Betelgeuse Appears To Be Dimming Again

Betelgeuse dimming in December 2019. ESO/M. Montargès et al.

Betelgeuse is the closest red supergiant to Earth, an evolved star that is expected to go supernova sooner rather than later in cosmic terms. Over the last 12 months, it has really been messing with astronomers. The star experienced a dramatic dimming that concluded in February, and after a few months of slowly getting brighter, it has now inexplicably dimmed again.

The star is currently too close to the Sun in the sky to be observed by Earth, but fortunately, NASA’s Solar Terrestrial Relations Observatory spacecraft (STEREO-A) is located a nice 69 degrees behind our planet in its orbit; a vantage point that allows for observations of the stars without our pesky Sun in the way.

As reported in the Astronomer’s Telegram, researchers report that the star has been dimming again since May. In a series of three observations on June 24, July 13, and July 20, the star has gotten increasingly dimmer. Enough to make them wonder what might be going on.
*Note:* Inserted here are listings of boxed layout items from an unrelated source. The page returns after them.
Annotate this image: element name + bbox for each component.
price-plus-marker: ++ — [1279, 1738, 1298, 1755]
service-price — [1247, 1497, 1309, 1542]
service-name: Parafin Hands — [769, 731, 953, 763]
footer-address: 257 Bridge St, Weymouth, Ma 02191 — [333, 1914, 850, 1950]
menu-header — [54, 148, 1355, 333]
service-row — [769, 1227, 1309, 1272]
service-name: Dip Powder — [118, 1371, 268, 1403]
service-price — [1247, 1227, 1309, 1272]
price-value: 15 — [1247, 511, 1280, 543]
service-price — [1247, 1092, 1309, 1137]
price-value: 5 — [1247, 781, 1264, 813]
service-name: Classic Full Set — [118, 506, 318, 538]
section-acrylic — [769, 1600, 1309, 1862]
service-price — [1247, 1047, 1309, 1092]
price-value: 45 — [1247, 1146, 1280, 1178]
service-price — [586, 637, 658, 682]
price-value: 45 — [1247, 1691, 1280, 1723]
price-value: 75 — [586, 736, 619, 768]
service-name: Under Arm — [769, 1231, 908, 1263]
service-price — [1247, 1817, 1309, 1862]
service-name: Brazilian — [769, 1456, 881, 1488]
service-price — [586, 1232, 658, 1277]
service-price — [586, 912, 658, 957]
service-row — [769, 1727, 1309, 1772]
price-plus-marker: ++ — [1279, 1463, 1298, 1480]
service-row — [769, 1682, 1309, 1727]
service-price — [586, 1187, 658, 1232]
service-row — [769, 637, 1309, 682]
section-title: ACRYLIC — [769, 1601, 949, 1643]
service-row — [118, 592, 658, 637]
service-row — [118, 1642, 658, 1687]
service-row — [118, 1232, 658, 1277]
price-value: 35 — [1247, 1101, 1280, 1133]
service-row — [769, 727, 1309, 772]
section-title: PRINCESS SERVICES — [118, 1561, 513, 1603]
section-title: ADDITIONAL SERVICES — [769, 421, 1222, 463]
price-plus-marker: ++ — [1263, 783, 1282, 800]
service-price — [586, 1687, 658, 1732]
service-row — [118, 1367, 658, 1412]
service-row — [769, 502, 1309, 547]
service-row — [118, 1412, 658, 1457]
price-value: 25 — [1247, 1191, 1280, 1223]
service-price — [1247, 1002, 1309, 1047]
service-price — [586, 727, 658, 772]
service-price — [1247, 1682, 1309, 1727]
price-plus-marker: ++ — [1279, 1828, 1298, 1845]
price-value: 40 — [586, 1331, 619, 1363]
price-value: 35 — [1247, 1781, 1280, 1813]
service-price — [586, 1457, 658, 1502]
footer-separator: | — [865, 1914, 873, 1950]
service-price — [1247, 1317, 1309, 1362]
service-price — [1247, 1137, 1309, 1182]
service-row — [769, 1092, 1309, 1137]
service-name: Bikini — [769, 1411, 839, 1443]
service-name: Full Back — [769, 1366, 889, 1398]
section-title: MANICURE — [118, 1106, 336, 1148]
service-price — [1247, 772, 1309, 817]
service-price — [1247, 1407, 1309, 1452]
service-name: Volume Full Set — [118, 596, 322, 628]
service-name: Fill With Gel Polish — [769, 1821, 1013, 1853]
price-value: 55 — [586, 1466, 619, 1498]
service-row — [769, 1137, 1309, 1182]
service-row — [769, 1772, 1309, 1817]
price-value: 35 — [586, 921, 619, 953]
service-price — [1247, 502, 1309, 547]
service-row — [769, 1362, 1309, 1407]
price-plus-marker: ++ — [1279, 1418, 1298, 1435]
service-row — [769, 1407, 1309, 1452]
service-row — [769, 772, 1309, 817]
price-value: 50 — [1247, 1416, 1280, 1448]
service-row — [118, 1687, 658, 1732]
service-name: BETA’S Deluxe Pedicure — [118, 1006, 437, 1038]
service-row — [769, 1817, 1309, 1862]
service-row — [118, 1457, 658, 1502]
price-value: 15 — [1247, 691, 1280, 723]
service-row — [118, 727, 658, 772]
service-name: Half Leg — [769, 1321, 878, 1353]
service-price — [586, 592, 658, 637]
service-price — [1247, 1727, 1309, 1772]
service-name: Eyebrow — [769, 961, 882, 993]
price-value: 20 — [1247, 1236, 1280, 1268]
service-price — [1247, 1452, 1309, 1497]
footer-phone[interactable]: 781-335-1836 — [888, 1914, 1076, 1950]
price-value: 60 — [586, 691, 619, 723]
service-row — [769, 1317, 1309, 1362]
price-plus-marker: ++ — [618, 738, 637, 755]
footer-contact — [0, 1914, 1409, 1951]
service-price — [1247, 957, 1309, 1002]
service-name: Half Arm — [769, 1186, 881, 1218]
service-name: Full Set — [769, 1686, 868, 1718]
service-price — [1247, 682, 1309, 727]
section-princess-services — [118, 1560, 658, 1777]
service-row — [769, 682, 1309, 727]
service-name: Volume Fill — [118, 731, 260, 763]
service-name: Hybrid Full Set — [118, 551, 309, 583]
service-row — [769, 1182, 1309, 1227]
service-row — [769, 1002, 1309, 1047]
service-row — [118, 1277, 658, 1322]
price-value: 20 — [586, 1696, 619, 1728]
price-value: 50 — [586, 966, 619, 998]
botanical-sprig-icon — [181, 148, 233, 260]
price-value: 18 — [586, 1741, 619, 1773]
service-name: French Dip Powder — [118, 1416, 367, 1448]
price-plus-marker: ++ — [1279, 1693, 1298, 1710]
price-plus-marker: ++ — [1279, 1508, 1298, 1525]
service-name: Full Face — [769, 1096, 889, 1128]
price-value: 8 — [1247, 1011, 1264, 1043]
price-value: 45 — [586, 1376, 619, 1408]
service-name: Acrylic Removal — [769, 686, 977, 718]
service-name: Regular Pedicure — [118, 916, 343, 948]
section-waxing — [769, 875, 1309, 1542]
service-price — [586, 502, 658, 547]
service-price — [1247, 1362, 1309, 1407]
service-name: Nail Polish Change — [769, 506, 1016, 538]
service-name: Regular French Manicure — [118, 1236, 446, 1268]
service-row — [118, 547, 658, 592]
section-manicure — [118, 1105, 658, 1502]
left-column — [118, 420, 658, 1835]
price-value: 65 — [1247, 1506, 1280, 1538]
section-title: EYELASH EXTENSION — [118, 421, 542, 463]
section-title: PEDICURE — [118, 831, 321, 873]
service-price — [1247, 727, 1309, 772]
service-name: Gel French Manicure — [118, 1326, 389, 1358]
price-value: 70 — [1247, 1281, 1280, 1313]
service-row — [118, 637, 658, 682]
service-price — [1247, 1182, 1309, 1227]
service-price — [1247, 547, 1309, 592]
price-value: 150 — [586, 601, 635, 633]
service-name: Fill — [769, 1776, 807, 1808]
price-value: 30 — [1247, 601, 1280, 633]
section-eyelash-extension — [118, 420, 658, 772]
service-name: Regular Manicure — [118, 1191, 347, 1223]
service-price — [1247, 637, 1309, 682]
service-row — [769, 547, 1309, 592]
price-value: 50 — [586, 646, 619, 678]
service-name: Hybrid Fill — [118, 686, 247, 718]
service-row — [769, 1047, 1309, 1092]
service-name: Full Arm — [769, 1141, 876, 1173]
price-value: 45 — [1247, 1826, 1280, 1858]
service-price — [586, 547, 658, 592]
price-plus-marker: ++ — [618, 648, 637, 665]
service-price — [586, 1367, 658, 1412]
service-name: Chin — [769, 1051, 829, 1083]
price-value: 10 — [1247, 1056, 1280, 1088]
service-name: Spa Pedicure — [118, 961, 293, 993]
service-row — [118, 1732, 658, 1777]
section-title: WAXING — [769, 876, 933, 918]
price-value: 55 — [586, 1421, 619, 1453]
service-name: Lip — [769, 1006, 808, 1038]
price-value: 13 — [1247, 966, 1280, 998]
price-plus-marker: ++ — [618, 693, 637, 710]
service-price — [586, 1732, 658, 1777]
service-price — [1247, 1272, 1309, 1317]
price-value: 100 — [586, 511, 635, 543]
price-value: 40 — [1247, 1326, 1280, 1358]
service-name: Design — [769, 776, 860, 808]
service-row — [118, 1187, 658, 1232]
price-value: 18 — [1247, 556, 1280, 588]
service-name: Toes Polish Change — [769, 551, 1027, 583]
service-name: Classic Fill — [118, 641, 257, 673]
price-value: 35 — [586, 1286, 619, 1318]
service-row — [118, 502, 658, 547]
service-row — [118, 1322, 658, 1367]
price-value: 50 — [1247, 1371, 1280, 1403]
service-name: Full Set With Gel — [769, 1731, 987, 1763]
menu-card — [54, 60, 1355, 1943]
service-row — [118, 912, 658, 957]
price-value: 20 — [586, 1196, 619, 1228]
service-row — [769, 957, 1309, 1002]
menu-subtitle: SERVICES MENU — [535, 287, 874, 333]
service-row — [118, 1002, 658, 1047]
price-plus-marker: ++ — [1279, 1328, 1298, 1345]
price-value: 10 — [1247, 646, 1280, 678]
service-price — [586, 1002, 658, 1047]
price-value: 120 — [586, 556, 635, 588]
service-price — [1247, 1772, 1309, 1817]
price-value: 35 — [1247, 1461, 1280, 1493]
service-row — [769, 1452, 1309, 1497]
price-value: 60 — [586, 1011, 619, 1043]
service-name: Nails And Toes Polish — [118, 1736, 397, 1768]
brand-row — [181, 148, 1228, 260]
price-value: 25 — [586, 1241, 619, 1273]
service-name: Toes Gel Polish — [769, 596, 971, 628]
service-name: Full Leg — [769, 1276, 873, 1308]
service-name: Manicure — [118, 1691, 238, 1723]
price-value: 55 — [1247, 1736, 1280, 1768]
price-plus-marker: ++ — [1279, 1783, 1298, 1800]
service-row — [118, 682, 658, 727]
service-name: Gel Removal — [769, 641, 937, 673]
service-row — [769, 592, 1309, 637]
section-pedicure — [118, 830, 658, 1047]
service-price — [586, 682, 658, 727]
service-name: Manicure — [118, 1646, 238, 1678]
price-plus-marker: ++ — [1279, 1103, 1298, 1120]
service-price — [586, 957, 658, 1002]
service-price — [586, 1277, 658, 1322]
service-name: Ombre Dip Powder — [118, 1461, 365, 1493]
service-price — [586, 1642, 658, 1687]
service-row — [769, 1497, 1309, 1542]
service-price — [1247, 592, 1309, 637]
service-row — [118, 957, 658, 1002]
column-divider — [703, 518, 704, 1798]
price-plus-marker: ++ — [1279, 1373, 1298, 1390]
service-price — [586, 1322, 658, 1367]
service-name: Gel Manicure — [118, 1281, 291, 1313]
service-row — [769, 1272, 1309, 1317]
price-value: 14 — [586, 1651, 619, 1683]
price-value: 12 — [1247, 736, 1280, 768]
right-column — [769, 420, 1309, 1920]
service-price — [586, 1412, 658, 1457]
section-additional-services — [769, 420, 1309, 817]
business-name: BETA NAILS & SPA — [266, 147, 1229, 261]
“The decrease in brightness over 26 days between our first and third observation is comparable to the photometric behavior in late October 2018, and slower than the faster decline, between October 22 and November 10, 2019, that marked the beginning of the historic Great Fainting event in February 2020,” the group led by Andrea Dupree from the Center for Astrophysics/Harvard & Smithsonian wrote.

Betelgeuse is a variable star, which means its brightness changes on a cycle that in this case lasts about 420-430 days. The Great Fainting was in line with that cycle of dimming but its magnitude was shocking. It dimmed so much that Betelgeuse recorded its dimmest magnitude in 125 years, kicking it out of the top 20 brightest stars in the sky. A possible explanation for the drop in luminosity is a large stellar spot that appeared at the same time, but researchers have now shown evidence of a large stellar eruption from Betelgeuse. As that material expanded and cooled down into space, it blocked some of the light from the star, making it appear dimmer than it already was.

Given the length of Betelgeuse's cycle, it's expected to have a minimum brightness in April 2021, but if the current dimming continues this will happen much earlier.

This latest saga is another mystery to add to the ongoing questions we have about this incredible star. Once again the brightest star in Orion has all eyes firmly on it.